BACKGROUND: Collagen XVII is most typically associated with human disease when biallelic COL17A1 variants (>230) cause junctional epidermolysis bullosa (JEB), a rare, genetically heterogeneous, mucocutaneous blistering disease with amelogenesis imperfecta (AI), a developmental enamel defect. Despite recognition that heterozygous carriers in JEB families can have AI, and that heterozygous COL17A1 variants also cause dominant corneal epithelial recurrent erosion dystrophy (ERED), the importance of heterozygous COL17A1 variants causing dominant non-syndromic AI is not widely recognised. METHODS: Probands from an AI cohort were screened by single molecule molecular inversion probes or targeted hybridisation capture (both a custom panel and whole exome sequencing) for COL17A1 variants. Patient phenotypes were assessed by clinical examination and analyses of affected teeth. RESULTS: Nineteen unrelated probands with isolated AI (no co-segregating features) had 17 heterozygous, potentially pathogenic COL17A1 variants, including missense, premature termination codons, frameshift and splice site variants in both the endo-domains and the ecto-domains of the protein.

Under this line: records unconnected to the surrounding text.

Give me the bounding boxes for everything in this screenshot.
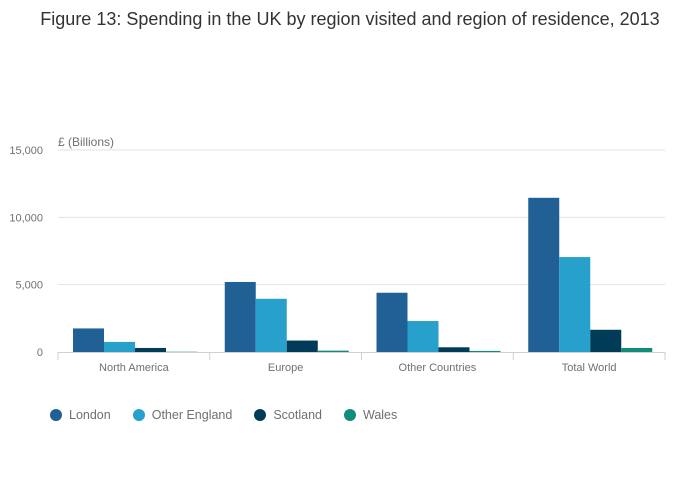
- y-tick-label: 0: [37, 347, 43, 359]
- legend-label: Scotland: [273, 408, 322, 422]
- x-category-label: Europe: [268, 362, 303, 374]
- legend-swatch: [132, 409, 145, 421]
- bar-wales: [166, 351, 197, 353]
- legend: London Other England Scotland Wales: [50, 408, 397, 422]
- y-axis-unit-label: £ (Billions): [58, 135, 114, 149]
- bar-other-england: [104, 341, 135, 352]
- bar-wales: [469, 350, 501, 352]
- bar-london: [73, 328, 104, 352]
- bar-scotland: [438, 347, 470, 352]
- x-category-label: North America: [99, 362, 170, 374]
- legend-label: Wales: [362, 408, 398, 422]
- bar-other-england: [255, 298, 287, 352]
- legend-item-wales[interactable]: Wales: [343, 408, 398, 422]
- bar-scotland: [135, 347, 166, 352]
- y-tick-label: 15,000: [9, 145, 43, 157]
- legend-item-london[interactable]: London: [50, 408, 111, 422]
- x-category-label: Other Countries: [399, 362, 477, 374]
- legend-label: London: [69, 408, 111, 422]
- legend-swatch: [50, 409, 62, 421]
- bar-london: [376, 292, 408, 352]
- bar-scotland: [590, 329, 622, 352]
- bar-scotland: [286, 340, 318, 352]
- legend-item-other-england[interactable]: Other England: [132, 408, 233, 422]
- legend-item-scotland[interactable]: Scotland: [254, 408, 322, 422]
- bar-wales: [621, 347, 653, 352]
- legend-swatch: [343, 409, 356, 421]
- legend-swatch: [254, 409, 267, 421]
- chart-title: Figure 13: Spending in the UK by region …: [40, 9, 660, 29]
- bar-wales: [317, 350, 349, 352]
- legend-label: Other England: [151, 408, 233, 422]
- bar-london: [224, 281, 256, 352]
- y-tick-label: 10,000: [9, 212, 43, 224]
- bar-other-england: [407, 321, 439, 352]
- bar-other-england: [559, 257, 591, 352]
- y-tick-label: 5,000: [15, 280, 43, 292]
- x-category-label: Total World: [562, 362, 617, 374]
- bar-london: [528, 197, 560, 352]
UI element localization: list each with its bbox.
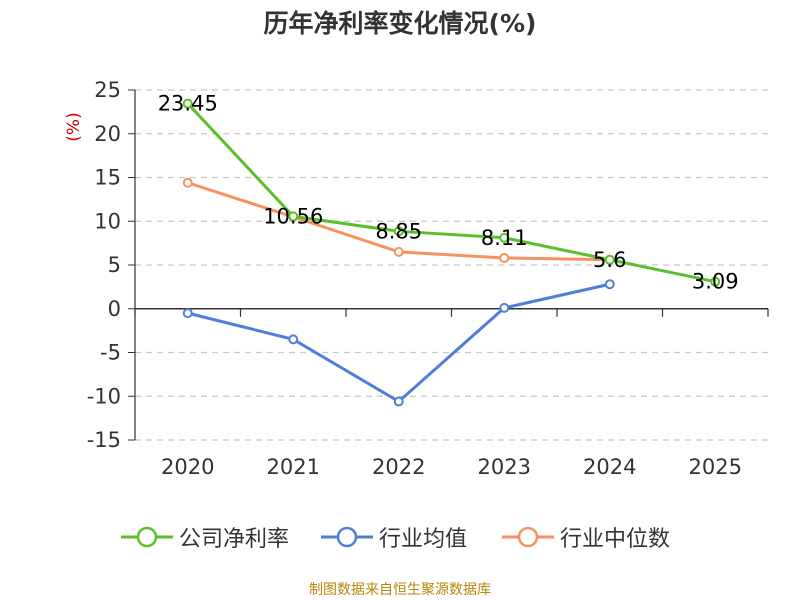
data-label-layer: 23.45 10.56 8.85 8.11 5.6 3.09: [158, 92, 739, 294]
chart-title: 历年净利率变化情况(%): [263, 9, 537, 38]
legend: 公司净利率 行业均值 行业中位数: [0, 520, 800, 554]
data-label-company: 8.11: [481, 226, 528, 250]
series-point-1[interactable]: [604, 279, 615, 290]
y-tick-label: 25: [94, 78, 121, 102]
series-point-1[interactable]: [182, 308, 193, 319]
legend-label-median: 行业中位数: [560, 527, 671, 552]
legend-item-industry-average[interactable]: 行业均值: [321, 520, 467, 554]
y-tick-label: -10: [87, 384, 121, 408]
legend-label-average: 行业均值: [379, 527, 468, 552]
legend-swatch-median: [502, 526, 554, 548]
series-point-1[interactable]: [288, 334, 299, 345]
series-point-0[interactable]: [710, 276, 721, 287]
series-point-2[interactable]: [393, 246, 404, 257]
series-line-0: [186, 102, 717, 284]
data-label-company: 3.09: [692, 270, 739, 294]
x-tick-label: 2021: [267, 455, 320, 479]
series-layer: [182, 98, 721, 407]
legend-item-company-net-margin[interactable]: 公司净利率: [121, 520, 289, 554]
legend-swatch-marker: [517, 526, 539, 548]
data-label-company: 8.85: [375, 219, 422, 243]
series-point-2[interactable]: [499, 253, 510, 263]
series-point-0[interactable]: [499, 232, 510, 243]
series-point-0[interactable]: [182, 98, 193, 109]
legend-label-company: 公司净利率: [179, 527, 290, 552]
legend-swatch-marker: [336, 526, 358, 548]
series-line-1: [186, 282, 612, 403]
y-axis-unit-label: (%): [64, 112, 84, 141]
x-tick-label: 2023: [478, 455, 531, 479]
y-tick-label: 10: [94, 209, 121, 233]
series-point-0[interactable]: [288, 211, 299, 222]
series-point-0[interactable]: [393, 226, 404, 237]
x-tick-label: 2024: [583, 455, 636, 479]
grid-layer: [135, 89, 768, 441]
legend-swatch-marker: [136, 526, 158, 548]
y-tick-label: -15: [87, 428, 121, 452]
y-tick-label: 5: [108, 253, 121, 277]
legend-item-industry-median[interactable]: 行业中位数: [502, 520, 670, 554]
data-source-note: 制图数据来自恒生聚源数据库: [309, 582, 491, 598]
data-label-company: 23.45: [158, 92, 218, 116]
series-point-1[interactable]: [393, 396, 404, 407]
legend-swatch-company: [121, 526, 173, 548]
series-point-0[interactable]: [604, 254, 615, 265]
x-tick-label: 2022: [372, 455, 425, 479]
y-tick-label: -5: [100, 341, 121, 365]
data-label-company: 10.56: [263, 204, 323, 228]
x-tick-label: 2025: [689, 455, 742, 479]
y-tick-label: 20: [94, 122, 121, 146]
legend-swatch-average: [321, 526, 373, 548]
y-tick-label: 15: [94, 166, 121, 190]
series-point-1[interactable]: [499, 302, 510, 313]
series-point-2[interactable]: [182, 177, 193, 188]
data-label-company: 5.6: [593, 248, 626, 272]
y-tick-label: 0: [108, 297, 121, 321]
x-tick-label: 2020: [161, 455, 214, 479]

The AI phenotype was consistent with enamel of near normal thickness and variable focal hypoplasia with surface irregularities including pitting. CONCLUSION: These results indicate that COL17A1 variants are a frequent cause of dominantly inherited non-syndromic AI. Comparison of variants implicated in AI and JEB identifies similarities in type and distribution, with five identified in both conditions, one of which may also cause ERED. Increased availability of genetic testing means that more individuals will receive reports of heterozygous COL17A1 variants. We propose that patients with isolated AI or ERED, due to COL17A1 variants, should be considered as potential carriers for JEB and counselled accordingly, reflecting the importance of multidisciplinary care.